- Associated Press - Sunday, September 18, 2011

The latest dominos have fallen in the ever-changing world of college conference realignment. Now schools from coast to coast are left to figure out how they will be affected.

The jump by Pittsburgh and Syracuse to the Atlantic Coast Conference from the Big East, formally announced Sunday by the ACC, could create another catalyst that hurls intercollegiate athletics toward the era of 16-team superconferences.

Or it could give the power players in college sports a chance to catch their breath while they sort out their next moves.

Will Texas and Oklahoma stay in the Big 12 or join another league _ possibly the Pac-12? Will the ACC stop at 14 members or keep growing to 16 _ and if so, who might the next two additions be?

Will the Southeastern Conference be forced to keep up by adding a 14th school if and when Texas A&M joins? And what happens to the Big East after once again losing multiple cornerstone programs to the ACC?

“I can say that in all my years of collegiate athletics administration, I’ve never seen this level of uncertainty and potential fluidity in schools and conferences,” ACC Commissioner John Swofford said on a conference call. “Schools, they’re looking for stability, and when that stability doesn’t exist, for whatever reason, as long as that’s going on, I think the conferences that appear to be stable moving forward are going to receive inquiries from schools that are desirous of having that kind of stability.”

Until now, the focus of this most recent round of realignment had centered on the Big 12.

Texas A&M already has announced its intention to join the Southeastern Conference, leaving the future of the Big 12 in doubt.
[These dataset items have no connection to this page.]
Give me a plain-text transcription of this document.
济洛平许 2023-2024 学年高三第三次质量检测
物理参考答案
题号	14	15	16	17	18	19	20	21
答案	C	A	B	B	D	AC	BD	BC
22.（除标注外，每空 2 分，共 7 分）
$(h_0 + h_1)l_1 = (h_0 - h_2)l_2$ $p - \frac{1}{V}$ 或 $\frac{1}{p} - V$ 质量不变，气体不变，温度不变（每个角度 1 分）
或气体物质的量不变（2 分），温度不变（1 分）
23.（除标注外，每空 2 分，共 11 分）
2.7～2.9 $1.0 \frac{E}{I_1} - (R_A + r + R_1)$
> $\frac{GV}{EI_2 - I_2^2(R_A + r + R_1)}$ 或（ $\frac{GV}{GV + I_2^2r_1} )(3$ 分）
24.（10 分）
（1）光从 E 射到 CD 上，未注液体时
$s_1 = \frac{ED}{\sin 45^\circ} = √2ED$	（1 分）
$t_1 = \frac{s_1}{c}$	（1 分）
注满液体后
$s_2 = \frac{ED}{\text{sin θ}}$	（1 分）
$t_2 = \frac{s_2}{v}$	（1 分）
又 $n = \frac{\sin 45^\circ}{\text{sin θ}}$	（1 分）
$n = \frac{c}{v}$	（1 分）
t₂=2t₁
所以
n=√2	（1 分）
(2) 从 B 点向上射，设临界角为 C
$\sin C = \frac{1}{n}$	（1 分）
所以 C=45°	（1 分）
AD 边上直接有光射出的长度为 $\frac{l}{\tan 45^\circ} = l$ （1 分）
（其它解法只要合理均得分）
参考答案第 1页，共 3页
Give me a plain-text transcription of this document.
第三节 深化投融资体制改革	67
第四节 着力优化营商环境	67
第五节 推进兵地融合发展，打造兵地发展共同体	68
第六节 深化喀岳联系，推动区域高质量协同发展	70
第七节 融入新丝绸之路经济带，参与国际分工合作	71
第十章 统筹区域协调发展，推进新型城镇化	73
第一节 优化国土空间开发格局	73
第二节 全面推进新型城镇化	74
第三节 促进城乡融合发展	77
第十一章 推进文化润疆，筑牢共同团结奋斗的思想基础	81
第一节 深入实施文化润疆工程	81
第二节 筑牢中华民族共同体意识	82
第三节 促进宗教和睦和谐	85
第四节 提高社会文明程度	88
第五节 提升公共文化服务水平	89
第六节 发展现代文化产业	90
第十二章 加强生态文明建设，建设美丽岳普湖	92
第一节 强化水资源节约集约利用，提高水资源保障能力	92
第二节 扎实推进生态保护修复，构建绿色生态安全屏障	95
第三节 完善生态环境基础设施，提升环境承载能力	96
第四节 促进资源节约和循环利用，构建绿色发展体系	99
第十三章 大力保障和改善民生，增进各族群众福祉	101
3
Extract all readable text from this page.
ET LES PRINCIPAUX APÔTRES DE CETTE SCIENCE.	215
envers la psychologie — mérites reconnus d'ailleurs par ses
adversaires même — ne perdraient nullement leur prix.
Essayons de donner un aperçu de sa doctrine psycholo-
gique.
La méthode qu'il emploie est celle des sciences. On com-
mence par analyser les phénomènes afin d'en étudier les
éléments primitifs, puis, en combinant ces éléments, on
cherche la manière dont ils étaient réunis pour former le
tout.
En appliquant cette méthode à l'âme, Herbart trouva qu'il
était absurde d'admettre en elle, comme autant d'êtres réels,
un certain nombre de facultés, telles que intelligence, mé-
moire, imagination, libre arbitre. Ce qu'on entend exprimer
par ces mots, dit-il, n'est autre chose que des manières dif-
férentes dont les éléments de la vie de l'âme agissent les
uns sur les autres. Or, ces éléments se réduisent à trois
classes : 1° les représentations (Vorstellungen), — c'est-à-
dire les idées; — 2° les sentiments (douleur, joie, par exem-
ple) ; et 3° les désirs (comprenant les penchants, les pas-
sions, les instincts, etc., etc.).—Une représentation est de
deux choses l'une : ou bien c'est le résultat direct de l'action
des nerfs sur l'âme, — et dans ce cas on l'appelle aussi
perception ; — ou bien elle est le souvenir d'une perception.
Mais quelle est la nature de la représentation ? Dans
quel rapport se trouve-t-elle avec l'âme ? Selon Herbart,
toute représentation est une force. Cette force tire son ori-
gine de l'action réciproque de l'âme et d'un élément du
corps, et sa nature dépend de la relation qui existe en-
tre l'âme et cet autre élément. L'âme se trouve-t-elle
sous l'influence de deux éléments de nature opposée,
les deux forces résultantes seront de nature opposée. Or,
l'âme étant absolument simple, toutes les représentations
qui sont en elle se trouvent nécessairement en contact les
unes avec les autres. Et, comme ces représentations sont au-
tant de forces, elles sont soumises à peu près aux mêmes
The boards of regents at Oklahoma and Texas are meeting Monday to discuss the possibility of the universities leaving that conference.

Oklahoma could leave for the Pac-12 and take Oklahoma State with it. Texas has stated its desire to keep the Big 12 together, but the Pac-12 could be an option. So could the ACC, or even independence in football _ if they can find an arrangement somewhere like Notre Dame and the Big East have for the Irish’s non-football teams. Over the weekend, Notre Dame athletic director Jack Swarbrick reaffirmed his desire to keep the Irish independent in football.

In Texas, a group of prominent businessmen and politicians ran full-page ads in some of the state’s largest newspapers to plead for the Big 12 to hold together.

“It is time for the boards and administrations of all the institutions in the Big 12 to call a truce … what we have is a conference not only worth fighting for, it’s worth waging peace for,” read the ad from Drayton McLane, owner of the Houston Astros, B.J. “Red” McCombs, former owner of the Minnesota Vikings and San Antonio Spurs, former Texas Gov. Mark White and former San Antonio Mayor Phil Hardeberger.

But, if Texas and the two Oklahoma schools go, that could mean the end of the Big 12 _ and that might create the best-case scenario for the Big East.

The Big 12 schools left behind _ Missouri, Kansas, Kansas State, Baylor and Iowa State _ might make serviceable fits for a reconstituted Big East.

“We’re not going to talk about any specific scenarios and hypothetical speculation, but you’ve heard me before, we are in the business of being prepared, and looking at different scenarios,” Kansas State athletic director John Currie said. “And we know that we will have K-State in a position _ preferably the Big 12 Conference _ that is (a BCS) conference competing at the highest level of intercollegiate athletics.”

There already has been speculation that West Virginia would be a target for the SEC to balance that conference geographically and grow to 14 members if and when Texas A&M finally joins.